Wanted to report this earlier but every time I went to post [and got anything written] the computer turned off. Weird as it was seemingly not the proper time to do the report.
After much deliberation and much thought, moreover much delving over all of your words and pondering your wisdom, I did what many of you suggested.
I called. No email. No answer, which was all right too.
The message was loving, concerned, genuine, supportive, slow and easy in speech and I think, well delivered. I did not mention what I shouldn't and did speak of what I should, just as you all eluded to.
It dawned on me that I can be [and am] bigger than this problem. More so, so is the One that lead me in the right direction, which was to not hit send when I'd originally written that email.

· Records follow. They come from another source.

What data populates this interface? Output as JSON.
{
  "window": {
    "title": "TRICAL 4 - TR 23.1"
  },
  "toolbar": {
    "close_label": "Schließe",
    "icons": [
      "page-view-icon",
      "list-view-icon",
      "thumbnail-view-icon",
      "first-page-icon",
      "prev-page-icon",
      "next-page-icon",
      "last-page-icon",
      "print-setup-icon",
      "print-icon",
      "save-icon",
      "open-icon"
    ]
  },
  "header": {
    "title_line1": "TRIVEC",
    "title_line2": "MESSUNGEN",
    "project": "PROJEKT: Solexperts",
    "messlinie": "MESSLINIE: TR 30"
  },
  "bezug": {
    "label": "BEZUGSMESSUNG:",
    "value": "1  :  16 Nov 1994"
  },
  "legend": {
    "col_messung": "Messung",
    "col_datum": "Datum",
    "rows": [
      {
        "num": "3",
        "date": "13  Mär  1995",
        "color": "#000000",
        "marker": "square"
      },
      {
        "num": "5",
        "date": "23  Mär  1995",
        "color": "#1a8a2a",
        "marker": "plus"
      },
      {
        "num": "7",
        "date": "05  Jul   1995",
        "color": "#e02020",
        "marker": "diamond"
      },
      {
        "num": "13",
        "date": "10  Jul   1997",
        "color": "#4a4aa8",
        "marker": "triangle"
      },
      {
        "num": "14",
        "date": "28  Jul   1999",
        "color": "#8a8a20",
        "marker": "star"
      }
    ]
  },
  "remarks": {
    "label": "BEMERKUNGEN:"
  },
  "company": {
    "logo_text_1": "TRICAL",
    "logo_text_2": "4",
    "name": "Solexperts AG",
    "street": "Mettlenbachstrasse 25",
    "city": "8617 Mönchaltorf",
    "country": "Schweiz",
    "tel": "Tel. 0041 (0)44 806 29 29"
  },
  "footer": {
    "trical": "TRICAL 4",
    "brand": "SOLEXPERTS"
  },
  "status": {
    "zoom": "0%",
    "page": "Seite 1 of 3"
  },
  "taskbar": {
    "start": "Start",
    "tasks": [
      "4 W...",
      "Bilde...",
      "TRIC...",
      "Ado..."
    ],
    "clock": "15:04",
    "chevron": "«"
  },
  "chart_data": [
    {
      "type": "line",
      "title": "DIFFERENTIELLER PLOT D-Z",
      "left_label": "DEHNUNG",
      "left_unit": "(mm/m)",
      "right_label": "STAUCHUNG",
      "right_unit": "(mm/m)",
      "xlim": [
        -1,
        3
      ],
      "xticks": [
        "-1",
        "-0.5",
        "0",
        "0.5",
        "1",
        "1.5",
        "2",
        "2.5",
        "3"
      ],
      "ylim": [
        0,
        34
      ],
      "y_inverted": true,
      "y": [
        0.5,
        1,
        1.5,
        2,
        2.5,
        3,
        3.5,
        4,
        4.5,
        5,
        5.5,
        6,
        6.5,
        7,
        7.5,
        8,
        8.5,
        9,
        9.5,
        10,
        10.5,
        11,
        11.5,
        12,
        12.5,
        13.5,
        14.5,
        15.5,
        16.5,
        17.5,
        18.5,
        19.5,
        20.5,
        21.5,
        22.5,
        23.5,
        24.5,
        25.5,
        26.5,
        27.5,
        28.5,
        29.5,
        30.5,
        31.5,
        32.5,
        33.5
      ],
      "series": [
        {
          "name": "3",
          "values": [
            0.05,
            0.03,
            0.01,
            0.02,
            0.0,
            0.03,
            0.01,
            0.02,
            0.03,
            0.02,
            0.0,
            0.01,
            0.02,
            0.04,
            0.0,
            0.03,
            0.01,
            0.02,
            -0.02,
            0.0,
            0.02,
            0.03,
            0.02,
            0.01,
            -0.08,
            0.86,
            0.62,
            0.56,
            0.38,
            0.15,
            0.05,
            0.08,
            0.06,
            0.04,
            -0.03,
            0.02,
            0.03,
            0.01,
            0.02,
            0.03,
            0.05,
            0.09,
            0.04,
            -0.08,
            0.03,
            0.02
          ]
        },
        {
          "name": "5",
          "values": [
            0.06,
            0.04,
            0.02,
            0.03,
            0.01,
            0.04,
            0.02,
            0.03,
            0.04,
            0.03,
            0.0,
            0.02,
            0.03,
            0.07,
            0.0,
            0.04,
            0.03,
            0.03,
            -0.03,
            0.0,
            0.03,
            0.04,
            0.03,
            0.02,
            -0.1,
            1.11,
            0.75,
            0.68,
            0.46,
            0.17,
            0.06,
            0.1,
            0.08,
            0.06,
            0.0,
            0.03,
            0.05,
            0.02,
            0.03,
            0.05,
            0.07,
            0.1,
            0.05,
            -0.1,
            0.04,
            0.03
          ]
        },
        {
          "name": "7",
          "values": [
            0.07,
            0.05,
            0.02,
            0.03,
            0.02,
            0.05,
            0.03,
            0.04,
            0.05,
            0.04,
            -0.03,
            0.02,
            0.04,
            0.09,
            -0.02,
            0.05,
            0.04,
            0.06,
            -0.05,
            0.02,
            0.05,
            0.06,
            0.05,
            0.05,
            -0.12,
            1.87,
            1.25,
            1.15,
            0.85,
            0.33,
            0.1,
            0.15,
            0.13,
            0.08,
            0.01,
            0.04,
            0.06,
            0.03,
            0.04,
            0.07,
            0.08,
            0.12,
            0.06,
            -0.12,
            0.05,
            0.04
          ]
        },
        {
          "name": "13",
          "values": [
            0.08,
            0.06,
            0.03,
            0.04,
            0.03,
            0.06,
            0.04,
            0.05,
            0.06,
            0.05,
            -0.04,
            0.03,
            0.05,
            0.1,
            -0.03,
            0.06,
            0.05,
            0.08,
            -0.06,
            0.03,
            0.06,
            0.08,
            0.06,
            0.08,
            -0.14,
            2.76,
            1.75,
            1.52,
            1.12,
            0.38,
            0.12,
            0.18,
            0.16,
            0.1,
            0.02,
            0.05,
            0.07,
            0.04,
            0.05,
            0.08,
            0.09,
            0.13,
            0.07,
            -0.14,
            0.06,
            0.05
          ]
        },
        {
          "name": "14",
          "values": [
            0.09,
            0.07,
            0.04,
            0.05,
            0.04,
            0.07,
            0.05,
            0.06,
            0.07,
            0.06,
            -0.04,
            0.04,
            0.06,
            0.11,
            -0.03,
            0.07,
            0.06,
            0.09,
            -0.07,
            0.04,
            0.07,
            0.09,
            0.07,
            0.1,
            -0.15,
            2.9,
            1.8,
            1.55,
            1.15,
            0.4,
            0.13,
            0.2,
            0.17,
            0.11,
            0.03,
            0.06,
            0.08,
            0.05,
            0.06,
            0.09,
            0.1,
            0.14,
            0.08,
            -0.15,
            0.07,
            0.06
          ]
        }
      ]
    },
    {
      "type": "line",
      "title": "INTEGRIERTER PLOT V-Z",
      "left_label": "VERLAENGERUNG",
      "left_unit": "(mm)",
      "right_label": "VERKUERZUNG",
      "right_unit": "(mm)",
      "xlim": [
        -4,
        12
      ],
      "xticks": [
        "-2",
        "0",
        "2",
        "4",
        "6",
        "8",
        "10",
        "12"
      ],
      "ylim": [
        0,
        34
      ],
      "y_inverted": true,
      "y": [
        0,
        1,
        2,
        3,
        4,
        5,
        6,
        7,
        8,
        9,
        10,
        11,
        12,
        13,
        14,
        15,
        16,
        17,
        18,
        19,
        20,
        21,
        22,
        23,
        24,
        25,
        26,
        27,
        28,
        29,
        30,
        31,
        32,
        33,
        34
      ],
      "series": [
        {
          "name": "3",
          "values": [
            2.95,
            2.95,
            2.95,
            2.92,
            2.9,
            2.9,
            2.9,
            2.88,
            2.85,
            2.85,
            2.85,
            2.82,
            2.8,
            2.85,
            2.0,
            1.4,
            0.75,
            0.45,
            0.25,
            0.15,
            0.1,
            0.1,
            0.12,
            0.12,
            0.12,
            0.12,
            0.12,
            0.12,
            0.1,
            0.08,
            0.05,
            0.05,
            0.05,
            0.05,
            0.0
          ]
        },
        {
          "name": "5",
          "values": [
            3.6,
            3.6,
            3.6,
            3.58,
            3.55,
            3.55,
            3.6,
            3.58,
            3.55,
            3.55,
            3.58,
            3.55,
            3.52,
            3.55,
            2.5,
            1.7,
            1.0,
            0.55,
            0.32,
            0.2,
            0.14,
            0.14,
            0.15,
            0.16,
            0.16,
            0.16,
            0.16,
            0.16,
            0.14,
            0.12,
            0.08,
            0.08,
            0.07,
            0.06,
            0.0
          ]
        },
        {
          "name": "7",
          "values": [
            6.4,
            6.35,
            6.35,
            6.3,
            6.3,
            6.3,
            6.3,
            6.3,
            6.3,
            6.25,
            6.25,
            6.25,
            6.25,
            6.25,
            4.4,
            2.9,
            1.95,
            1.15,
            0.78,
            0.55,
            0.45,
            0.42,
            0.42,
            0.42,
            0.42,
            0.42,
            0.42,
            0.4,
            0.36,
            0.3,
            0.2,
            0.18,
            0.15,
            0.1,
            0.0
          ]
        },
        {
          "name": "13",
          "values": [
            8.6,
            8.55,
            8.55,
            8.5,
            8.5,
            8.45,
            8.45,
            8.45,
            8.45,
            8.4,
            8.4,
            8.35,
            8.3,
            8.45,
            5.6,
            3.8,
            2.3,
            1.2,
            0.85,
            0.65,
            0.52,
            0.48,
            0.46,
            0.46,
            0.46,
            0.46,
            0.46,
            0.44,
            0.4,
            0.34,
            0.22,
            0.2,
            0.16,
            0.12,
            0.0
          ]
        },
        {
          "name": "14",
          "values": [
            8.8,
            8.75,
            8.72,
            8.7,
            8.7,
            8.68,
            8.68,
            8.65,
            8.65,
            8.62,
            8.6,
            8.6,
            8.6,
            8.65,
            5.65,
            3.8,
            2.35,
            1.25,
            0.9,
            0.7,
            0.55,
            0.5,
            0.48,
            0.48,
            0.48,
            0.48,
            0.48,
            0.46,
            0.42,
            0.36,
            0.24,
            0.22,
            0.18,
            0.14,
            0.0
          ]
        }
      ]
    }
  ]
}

I told her that I was proud of her and her efforts toward her beautiful family. I told her how proud I was of everything that she and her husband had accomplished in their young life together, as man and wife. I told her how much I am looking forward to being with the little girls come January and to please let me know of the best dates for her so I can be of the most help. I asked her how she's feeling and told her that I know how hard it is from my stand point, which is no where near what she is dealing with. And said that I know this is a hard time with pregnancy and her husband being gone finishing his schooling when its the holidays, she's a working mommy, has to take care of the girls and all the while being pregnant with their little one. I promised her that things will look up and soon, and that all of this, that looks like a big empty hole right now will be blossom into something truly wonderful for their family. I asked her to kiss the baby's for me, both of them, then added “no all 3 of them“, meaning the little one in her tummy, then said, all 4 of you, make sure all of you get kisses from me. I finished by telling her I love her and wished her a beautiful day. My tone was low and slow and soft, my words not rushed and honestly, it was something that wasn't that hard to do and like someone said, she may be reaching out, knowing she's done wrong, but maybe is seeing if I love her anyway.
Thank you to all who helped me with this, this was a tender time for me and I think it's all going to improve with time. I am so blessed for stopping my action and asking for advice here.